Не записал я, как был на примерке в литфондовской мастерской в четверг на прошлой неделе и увидел себя в трехстворчатое зеркало и понял как следует, вдруг, что с возрастом дело обстоит неважно[147]. Я вижу себя в профиль, когда смотрюсь в зеркало, не вижу затылка, темени, двойного подбородка, мягкой шеи, подпираемой воротником, не вижу явных знаков изношенности. Мне стало понятно, почему друзья неприятно удивляются и останавливают меня, когда побегу я вдруг через поле, почему бросаются встревоженно ко мне, когда зимой я поскользнусь и упаду. Я стал думать, что следовало бы резко изменить образ жизни, не для того, чтобы помолодеть, а хоть часть доделать из того, что мог бы. Какая‑то неизменяемая сущность, сохранившаяся с детства до наших дней, с ужасом косится на изменившихся друзей и с еще большим страхом обнаруживает перемены во мне самом. Старость — это одиночество. Все вокруг незнакомо, даже ты сам с отвратительными признаками изношенности — чужой. Думаю в последние дни опять об отсутствии собственного мировоззрения, какого бы то ни было мировоззрения у большинства. У такого большинства, что это, конечно, нормаль — но. Мир, состоящий из своеобразно и самостоятельно думающих единиц, не двинулся бы с места. У большинства в сознании — полое место, заполняемое верой, сложившейся на сегодня. От этого возможны дружные движения огромных и разнообразных человеческих масс. У огромного большинства полое место заполняется легко. Другие бродят, ищут веры. Вот отчего любой проповедник находит себе учеников. Верующие бессознательно часто бывают исполнительней…

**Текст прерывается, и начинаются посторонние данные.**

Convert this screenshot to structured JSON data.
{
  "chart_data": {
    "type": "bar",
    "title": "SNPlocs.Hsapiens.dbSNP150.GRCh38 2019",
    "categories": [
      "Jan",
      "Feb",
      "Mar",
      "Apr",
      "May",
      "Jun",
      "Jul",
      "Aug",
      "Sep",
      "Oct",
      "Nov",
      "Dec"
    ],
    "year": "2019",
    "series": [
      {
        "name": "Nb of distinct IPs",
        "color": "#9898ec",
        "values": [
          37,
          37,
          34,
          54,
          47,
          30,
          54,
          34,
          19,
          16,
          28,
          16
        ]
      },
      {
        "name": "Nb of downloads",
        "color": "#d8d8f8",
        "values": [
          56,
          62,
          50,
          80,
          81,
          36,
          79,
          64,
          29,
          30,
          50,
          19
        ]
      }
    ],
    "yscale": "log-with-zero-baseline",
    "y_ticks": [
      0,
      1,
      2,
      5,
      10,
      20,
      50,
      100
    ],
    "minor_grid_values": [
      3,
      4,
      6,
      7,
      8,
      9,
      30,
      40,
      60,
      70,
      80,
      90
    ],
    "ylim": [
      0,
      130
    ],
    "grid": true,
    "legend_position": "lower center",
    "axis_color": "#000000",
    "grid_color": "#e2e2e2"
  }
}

Вчера в шесть часов вечера умер Тоня[148]. После приезда из Москвы ему стало получше, он выходил и даже выступал на радио один раз, утром. Недели две назад он заболел — температура вскочила, давление упало после незначительного припадка сердечных спазм. А вчера он умер. Узнал я об этом, вернувшись домой, в одиннадцатом часу. Поколебавшись, как всегда в таких случаях, нужен ли ты близким или приход твой будет только мешать, я пошел туда, в квартиру на канале Грибоедова, где он жил у сестер. Пока я писал это, позвонила Анечка Лепорская и сообщила, что умер Суетин Николай Михайлович, с которым у нас было так много связано в прошлом. Когда ушла Катюша от первого мужа, от Сашки Зильбера, 12 февраля 1929 года, то поселилась она на первые две — три недели у Суетиных, у Анечки и маэстро, как звали мы тогда полушутя Николая Михайловича. Что за страшный месяц. Анечка, которая с ним прожила столько лет, причем он расходился с ней и возвращался, умирая, — плачет. Единственный близкий человек! Все заслонки, не отказывавшие мне до сих пор, пришли в движение. А вчера в одиннадцатом часу пришел я к Шварцам. Тоня — уже не Тоня. Дело не в белых губах и каменной неподвижности. А в том, что это не Тоня. Отнялось то, что его и делало Тоней. И, как всегда, я чувствовал, что нет у меня ответа на то, что произошло. Я ошеломлен — и только. Видимо, этот год будет нелегким.